Focus of park cleanup day shifts from garbage to overgrowth
Years ago, when neighbors got together for the first time to clean up Palisades Park, they hauled out 22 tons of garbage, building debris, old toilets and car parts. Last Saturday, when residents from the neighborhood around the west Spokane park gathered once again to fill trash bags and pickup beds, they expected maybe 1 ton.
“We get together once a year, always around this time, and we clean up,” said Vic Castleberry, chair of the neighborhood association. “Today, the Parks Department helps us out a lot, but when I came to this area in the 1970s, I think they’d forgotten that they even had it.”
High on the list for cleanup was moving some BFRs the Parks Department had collected from around the park and gathered by the north entrance.
“Well, B stands for big and R stands for rock,” said Castleberry, laughing. “I guess ‘F’ stands for fun.”
Using a trusted old Ford tractor with a front-end loader, the rocks were moved, one at a time, to line the road leading up to the park.
Castleberry said one reason they’re seeing less dumping is that Rimrock Drive has been closed.
“There is a beautiful overview here, you can see the city and Mount Spokane and everything,” Castleberry said. “That used to also be an over dump, I guess. It was amazing what people would dump over the side there.”
On Saturday, it was mostly trash such as aluminum cans, plastic bags, empty bottles and cardboard that filled the white garbage bags.
Julia McHugh and Castleberry did scramble down the hillside when someone spotted a toilet and an old shopping cart. Using a rope and a pickup truck, they were pulled up onto the road and hauled out of the park.
“It’s sure a good thing it’s not too hot today,” Castleberry said, dusting off his jeans after the climb.
Palisades Park is a natural area just north of Indian Canyon Park and Golf Course, west of Greenwood Memorial Terrace. It’s been part of the city’s parks system since the $1 million park bond in 1910 allowed the city to purchase and preserve park land.
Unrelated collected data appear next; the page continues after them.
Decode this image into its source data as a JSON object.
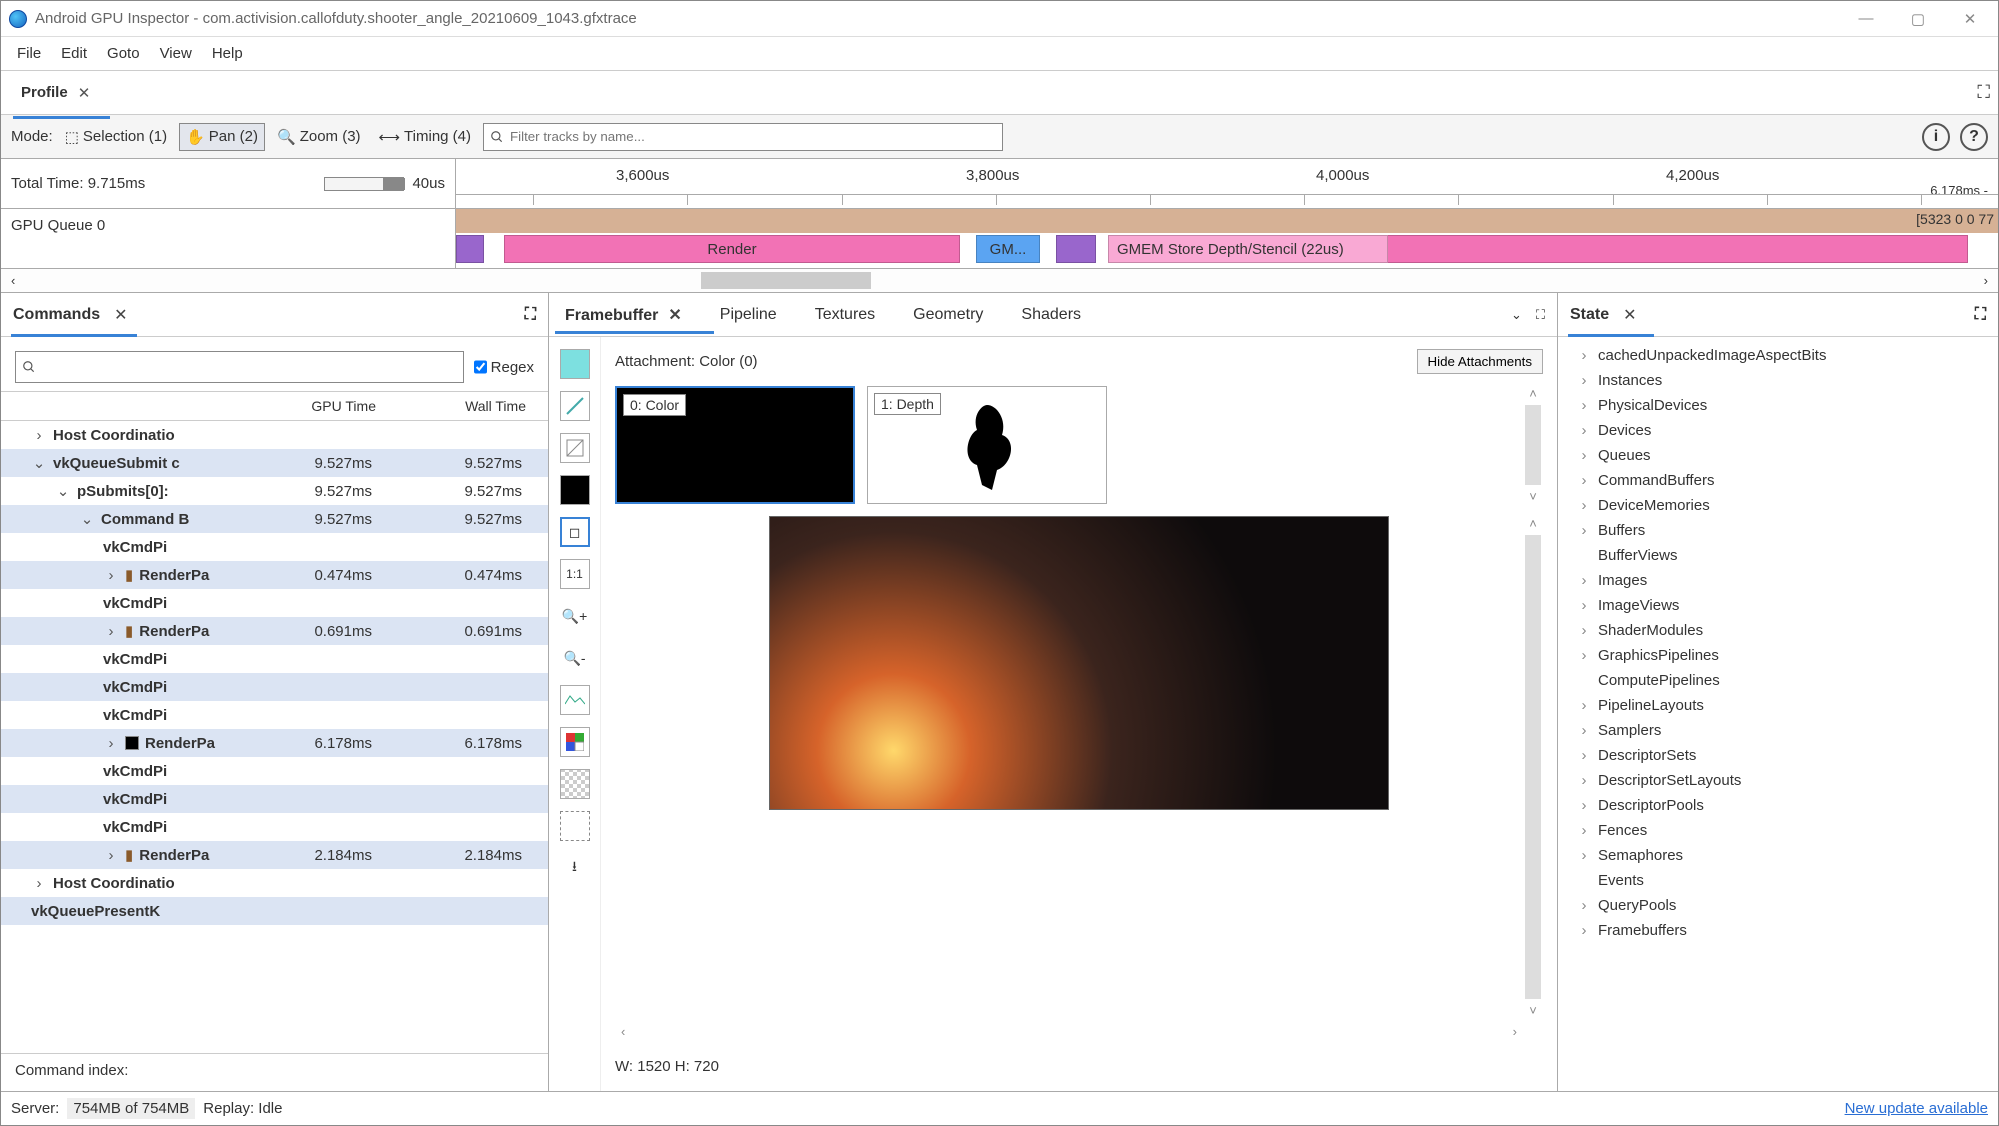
{
  "window": {
    "title": "Android GPU Inspector - com.activision.callofduty.shooter_angle_20210609_1043.gfxtrace"
  },
  "menu": [
    "File",
    "Edit",
    "Goto",
    "View",
    "Help"
  ],
  "main_tab": {
    "label": "Profile"
  },
  "toolbar": {
    "mode_label": "Mode:",
    "selection": "Selection (1)",
    "pan": "Pan (2)",
    "zoom": "Zoom (3)",
    "timing": "Timing (4)",
    "filter_placeholder": "Filter tracks by name..."
  },
  "timeline": {
    "total_time": "Total Time: 9.715ms",
    "left_label": "40us",
    "ticks": [
      "3,600us",
      "3,800us",
      "4,000us",
      "4,200us"
    ],
    "end_label": "6.178ms -"
  },
  "tracks": {
    "label": "GPU Queue 0",
    "right_text": "[5323 0 0 77",
    "blocks": {
      "render": "Render",
      "gm": "GM...",
      "store": "GMEM Store Depth/Stencil (22us)"
    }
  },
  "commands_panel": {
    "title": "Commands",
    "regex": "Regex",
    "columns": [
      "GPU Time",
      "Wall Time"
    ],
    "rows": [
      {
        "indent": 30,
        "chev": "›",
        "bold": true,
        "label": "Host Coordinatio",
        "gpu": "",
        "wall": "",
        "sel": false
      },
      {
        "indent": 30,
        "chev": "⌄",
        "bold": true,
        "label": "vkQueueSubmit c",
        "gpu": "9.527ms",
        "wall": "9.527ms",
        "sel": true
      },
      {
        "indent": 54,
        "chev": "⌄",
        "bold": true,
        "label": "pSubmits[0]:",
        "gpu": "9.527ms",
        "wall": "9.527ms",
        "sel": false
      },
      {
        "indent": 78,
        "chev": "⌄",
        "bold": true,
        "label": "Command B",
        "gpu": "9.527ms",
        "wall": "9.527ms",
        "sel": true
      },
      {
        "indent": 102,
        "chev": "",
        "bold": true,
        "label": "vkCmdPi",
        "gpu": "",
        "wall": "",
        "sel": false
      },
      {
        "indent": 102,
        "chev": "›",
        "icon": "rp",
        "bold": true,
        "label": "RenderPa",
        "gpu": "0.474ms",
        "wall": "0.474ms",
        "sel": true
      },
      {
        "indent": 102,
        "chev": "",
        "bold": true,
        "label": "vkCmdPi",
        "gpu": "",
        "wall": "",
        "sel": false
      },
      {
        "indent": 102,
        "chev": "›",
        "icon": "rp",
        "bold": true,
        "label": "RenderPa",
        "gpu": "0.691ms",
        "wall": "0.691ms",
        "sel": true
      },
      {
        "indent": 102,
        "chev": "",
        "bold": true,
        "label": "vkCmdPi",
        "gpu": "",
        "wall": "",
        "sel": false
      },
      {
        "indent": 102,
        "chev": "",
        "bold": true,
        "label": "vkCmdPi",
        "gpu": "",
        "wall": "",
        "sel": true
      },
      {
        "indent": 102,
        "chev": "",
        "bold": true,
        "label": "vkCmdPi",
        "gpu": "",
        "wall": "",
        "sel": false
      },
      {
        "indent": 102,
        "chev": "›",
        "swatch": "#000",
        "bold": true,
        "label": "RenderPa",
        "gpu": "6.178ms",
        "wall": "6.178ms",
        "sel": true
      },
      {
        "indent": 102,
        "chev": "",
        "bold": true,
        "label": "vkCmdPi",
        "gpu": "",
        "wall": "",
        "sel": false
      },
      {
        "indent": 102,
        "chev": "",
        "bold": true,
        "label": "vkCmdPi",
        "gpu": "",
        "wall": "",
        "sel": true
      },
      {
        "indent": 102,
        "chev": "",
        "bold": true,
        "label": "vkCmdPi",
        "gpu": "",
        "wall": "",
        "sel": false
      },
      {
        "indent": 102,
        "chev": "›",
        "icon": "rp",
        "bold": true,
        "label": "RenderPa",
        "gpu": "2.184ms",
        "wall": "2.184ms",
        "sel": true
      },
      {
        "indent": 30,
        "chev": "›",
        "bold": true,
        "label": "Host Coordinatio",
        "gpu": "",
        "wall": "",
        "sel": false
      },
      {
        "indent": 30,
        "chev": "",
        "bold": true,
        "label": "vkQueuePresentK",
        "gpu": "",
        "wall": "",
        "sel": true
      }
    ],
    "footer": "Command index:"
  },
  "center": {
    "tabs": [
      "Framebuffer",
      "Pipeline",
      "Textures",
      "Geometry",
      "Shaders"
    ],
    "attachment": "Attachment: Color (0)",
    "hide_btn": "Hide Attachments",
    "thumb0": "0: Color",
    "thumb1": "1: Depth",
    "dims": "W: 1520 H: 720"
  },
  "state": {
    "title": "State",
    "items": [
      {
        "label": "cachedUnpackedImageAspectBits",
        "chev": true
      },
      {
        "label": "Instances",
        "chev": true
      },
      {
        "label": "PhysicalDevices",
        "chev": true
      },
      {
        "label": "Devices",
        "chev": true
      },
      {
        "label": "Queues",
        "chev": true
      },
      {
        "label": "CommandBuffers",
        "chev": true
      },
      {
        "label": "DeviceMemories",
        "chev": true
      },
      {
        "label": "Buffers",
        "chev": true
      },
      {
        "label": "BufferViews",
        "chev": false
      },
      {
        "label": "Images",
        "chev": true
      },
      {
        "label": "ImageViews",
        "chev": true
      },
      {
        "label": "ShaderModules",
        "chev": true
      },
      {
        "label": "GraphicsPipelines",
        "chev": true
      },
      {
        "label": "ComputePipelines",
        "chev": false
      },
      {
        "label": "PipelineLayouts",
        "chev": true
      },
      {
        "label": "Samplers",
        "chev": true
      },
      {
        "label": "DescriptorSets",
        "chev": true
      },
      {
        "label": "DescriptorSetLayouts",
        "chev": true
      },
      {
        "label": "DescriptorPools",
        "chev": true
      },
      {
        "label": "Fences",
        "chev": true
      },
      {
        "label": "Semaphores",
        "chev": true
      },
      {
        "label": "Events",
        "chev": false
      },
      {
        "label": "QueryPools",
        "chev": true
      },
      {
        "label": "Framebuffers",
        "chev": true
      }
    ]
  },
  "status": {
    "server_label": "Server:",
    "server_value": "754MB of 754MB",
    "replay": "Replay: Idle",
    "update": "New update available"
  }
}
A large variety of wildlife and birds can be spotted along miles of nature trails and little wetlands, and Palisades Park is a favorite among locals for hauling their horses in for trail rides.
One special project at this year’s cleanup was the thinning of volunteer pine trees and other overgrowth.
Working with the Spokane Conservation District, the neighborhood association has submitted a forestry plan for the park, neighbor and volunteer Craig Volosing said, adding that nature parks like Palisades need just as much upkeep as manicured parks like Manito Park.
“The park is completely overgrown. It’s a huge fuel loading just waiting for a disaster to happen,” Volosing said. “Not only would the smaller trees feed a wildfire, they also make it so the viable timber, that could be harvested and sold to help pay for park maintenance, can’t grow and mature.”
Volosing, who also moved to the area in the 1970s, said it’s the fifth year they’ve been thinning the forest as part of the cleanup day.
“We are making a dent,” Volosing said. “It may be hard to tell sometimes, but this cleanup does make a difference.”